This workaround is required, because many libraries use built-in open internally, and you only want to record the files you explicitly opened yourself.

If you use Python 2, you can pass an encoding parameter to recipy.open. In this case codecs is used to open the file with proper encoding.

Annotating Runs

Once you’ve got some runs in your database, you can ‘annotate’ these runs with any notes that you want to keep about them. This can be particularly useful for recording which runs worked well, or particular problems you ran into. This can be done from the ‘details’ page in the GUI, or by running

recipy annotate [run-id]

which will open an editor to allow you to write notes that will be attached to the run. These will then be viewable via the command-line and the GUI when searching for runs.

Saving Custom Values

In your script, you can also add custom key-value pairs to the run:

recipy.log_values(key='value')
recipy.log_values({'key': 'value'})

Please note that, at the moment, these values are not displayed in the CLI or in the GUI.

Command Line Interface

There are other features in the command-line interface too: recipy --help to see the other options. You can view diffs, see all runs that created a file with a given name, search based on ids, show the latest entry and more:

recipy - a frictionless provenance tool for Python

Usage:
  recipy search [options] <outputfile>
  recipy latest [options]
  recipy gui [options]
  recipy annotate [<idvalue>]
  recipy pm [--format <rst|plain>]
  recipy (-h | --help)
  recipy --version

Options:
  -h --help        Show this screen
  --version        Show version
  -p --filepath    Search based on filepath rather than hash
  -f --fuzzy       Use fuzzy searching on filename
  -r --regex       Use regex searching on filename
  -i --id          Search based on (a fragment of) the run ID
  -a --all         Show all results (otherwise just latest result given)
  -v --verbose     Be verbose
  -d --diff        Show diff
  -j --json        Show output as JSON
  --no-browser     Do not open browser window
  --debug          Turn on debugging mode

Configuration

By default, recipy stores all of its configuration and the database itself in ~/.recipy. Recipy’s main configuration file is inside this folder, called recipyrc. The configuration file format is very simple, and is based on Windows INI files - and having a configuration file is completely optional: the defaults will work fine with no configuration file.

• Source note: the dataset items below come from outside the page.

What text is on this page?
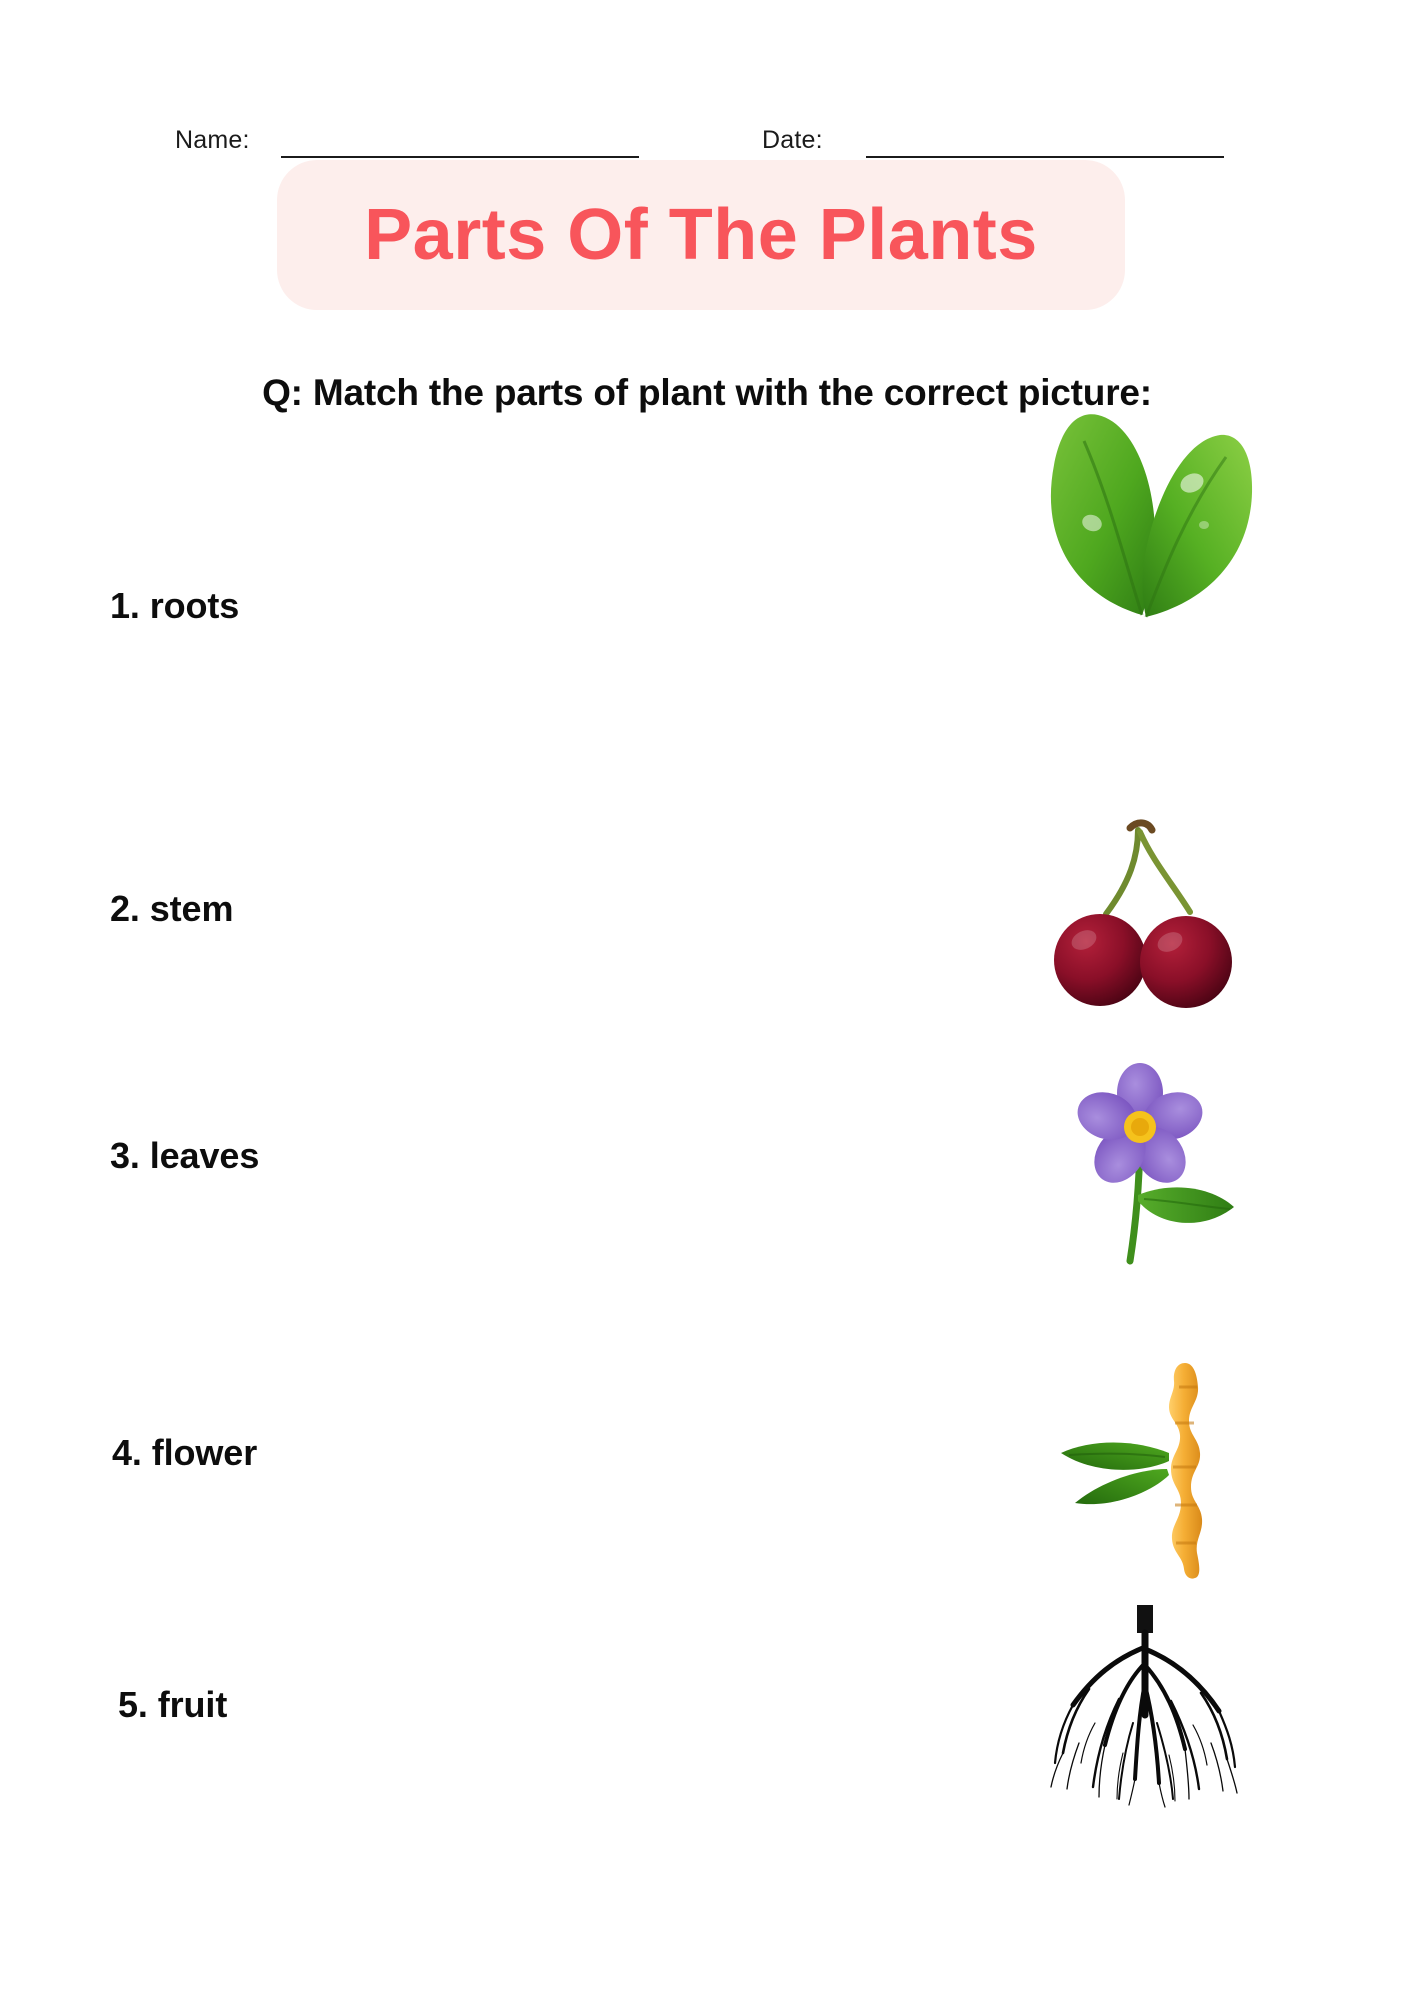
Name:	Date:
Parts Of The Plants
Q: Match the parts of plant with the correct picture:
1. roots
2. stem
3. leaves
4. flower
5. fruit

An example configuration is:

[ignored metadata]
diff

[general]
debug

This simply instructs recipy not to save git diff information when it records metadata about a run, and also to print debug messages (which can be really useful if you’re trying to work out why certain functions aren’t patched). At the moment, the only possible options are:

  • [general]
    • debug - print debug messages
    • editor = vi - Configure the default text editor that will be used when recipy needs you to type in a message. Use notepad if on Windows, for example
    • quiet - don’t print any messages
    • port - specify port to use for the GUI
  • [data]
    • file_diff_outputs - store diff between the old output and new output file, if the output file exists before the script is executed
  • [database]
    • path = /path/to/file.json - set the path to the database file
  • [ignored metadata]
    • diff - don’t store the output of git diff in the metadata for a recipy run
    • git - don’t store anything relating to git (origin, commit, repo etc) in the metadata for a recipy run
    • input_hashes - don’t compute and store SHA-1 hashes of input files
    • output_hashes - don’t compute and store SHA-1 hashes of output files
  • [ignored inputs]
    • List any module here (eg. numpy) to instruct recipy not to record inputs from this module, or all to ignore inputs from all modules
  • [ignored outputs]
    • List any module here (eg. numpy) to instruct recipy not to record outputs from this module, or all to ignore outputs from all modules

By default all metadata is stored (ie. no metadata is ignored) and debug messages are not shown. A .recipyrc file in the current directory takes precedence over the ~/.recipy/recipyrc file, allowing per-project configurations to be easily handled.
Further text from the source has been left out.